The setting is Britain in 1978, just as prime minister James Callaghan ducks out of a widely anticipated general election and Britain heads towards the winter of discontent and the triumph of Thatcherism. A group of pickets huddles round a brazier, power cuts enhance or foil seductions and a rock band periodically kicks into life.

It’s a period, between the pill and Aids, when sexuality could in theory be as uninhibited as you chose. Don John, a remarkable creation in Gisli Orn Gardarsson’s Sid Vicious-lookalike performance, represents sexual drive completely disconnected from any sense of social inhibition or responsibility. Even more strikingly, though, he represents boredom and a disturbing emotional vacuousness.

However, the question which primarily seems to interest adaptor and director Emma Rice is what’s in it for the women. There is the deluded Elvira, who imagines she can connect with depths in John which appear not to exist, vicar’s wife Anna whose dying father John shoots, and the bride Zerlina who can’t resist John’s advances despite her love for her bumbling fiancé Alan.

Alan and Derek, the vicar, are types of well-meaning but ineffectual males who are infinitely more sensitive to female welfare yet at some primitive level seem always doomed to failure in competition with the Don Juan type.
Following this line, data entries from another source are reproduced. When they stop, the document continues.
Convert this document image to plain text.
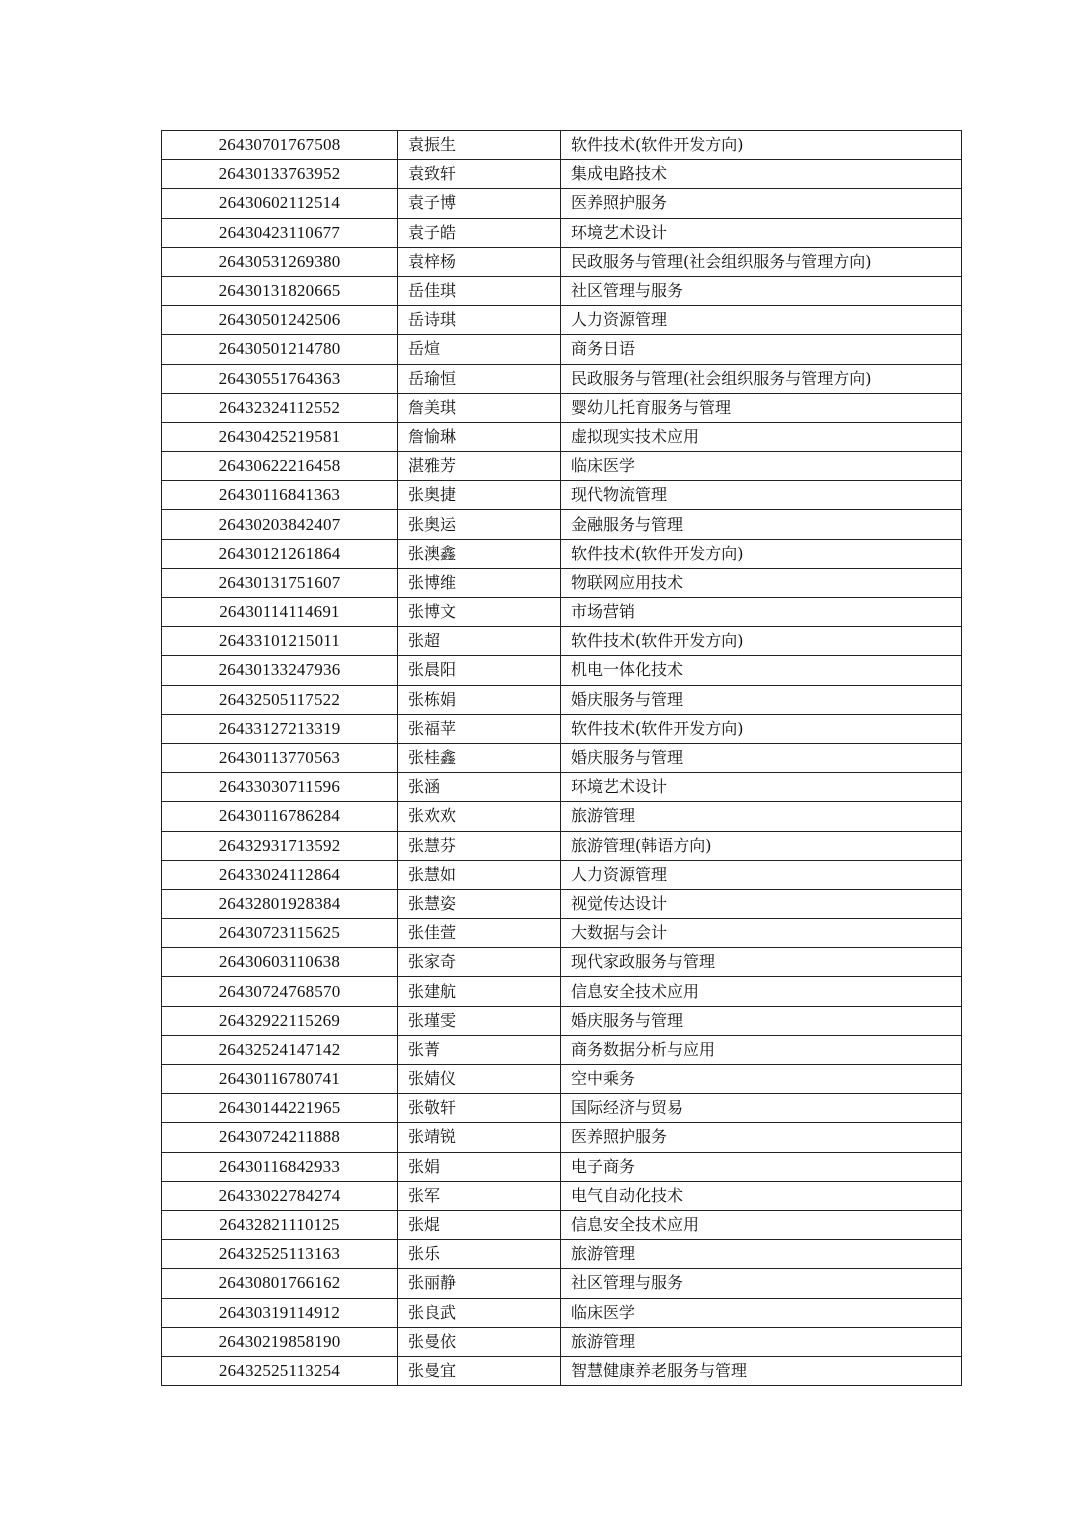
26430701767508	袁振生	软件技术(软件开发方向)
26430133763952	袁致轩	集成电路技术
26430602112514	袁子博	医养照护服务
26430423110677	袁子皓	环境艺术设计
26430531269380	袁梓杨	民政服务与管理(社会组织服务与管理方向)
26430131820665	岳佳琪	社区管理与服务
26430501242506	岳诗琪	人力资源管理
26430501214780	岳煊	商务日语
26430551764363	岳瑜恒	民政服务与管理(社会组织服务与管理方向)
26432324112552	詹美琪	婴幼儿托育服务与管理
26430425219581	詹愉琳	虚拟现实技术应用
26430622216458	湛雅芳	临床医学
26430116841363	张奥捷	现代物流管理
26430203842407	张奥运	金融服务与管理
26430121261864	张澳鑫	软件技术(软件开发方向)
26430131751607	张博维	物联网应用技术
26430114114691	张博文	市场营销
26433101215011	张超	软件技术(软件开发方向)
26430133247936	张晨阳	机电一体化技术
26432505117522	张栋娟	婚庆服务与管理
26433127213319	张福苹	软件技术(软件开发方向)
26430113770563	张桂鑫	婚庆服务与管理
26433030711596	张涵	环境艺术设计
26430116786284	张欢欢	旅游管理
26432931713592	张慧芬	旅游管理(韩语方向)
26433024112864	张慧如	人力资源管理
26432801928384	张慧姿	视觉传达设计
26430723115625	张佳萱	大数据与会计
26430603110638	张家奇	现代家政服务与管理
26430724768570	张建航	信息安全技术应用
26432922115269	张瑾雯	婚庆服务与管理
26432524147142	张菁	商务数据分析与应用
26430116780741	张婧仪	空中乘务
26430144221965	张敬轩	国际经济与贸易
26430724211888	张靖锐	医养照护服务
26430116842933	张娟	电子商务
26433022784274	张军	电气自动化技术
26432821110125	张焜	信息安全技术应用
26432525113163	张乐	旅游管理
26430801766162	张丽静	社区管理与服务
26430319114912	张良武	临床医学
26430219858190	张曼依	旅游管理
26432525113254	张曼宜	智慧健康养老服务与管理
Mozart’s Don Giovanni is the principal model, and fragments of Mozart’s music even burst through occasionally. In fact, the whole concept of the piece is, in the broadest sense, operatic. Kneehigh’s fellow Cornish company, Cscape Dance, is incorporated into the action which includes a movable shipping container in which various scenes are staged.

Composer and music director Stu Barker has concocted an elaborate and eclectic musical score which, in contrast to the rock elements, includes some delicate interludes for mandolin and harp.

Beyond its sexual politics, Don John seems to suggest that British society as a whole turned down a heartless, self-centred path at the end of the 1970s – a cycle which romantics might like to believe is coming to an end with the current economic crisis. But as you might expect of Kneehigh, Don John is longer on theatrical spectacle than social analysis.

Running time: 2hr 40min. In repertory with Romeo and Juliet until January 10. Also touring to Birmingham Rep (Feb 17-21) and Warwick Arts Centre (Feb 24-28).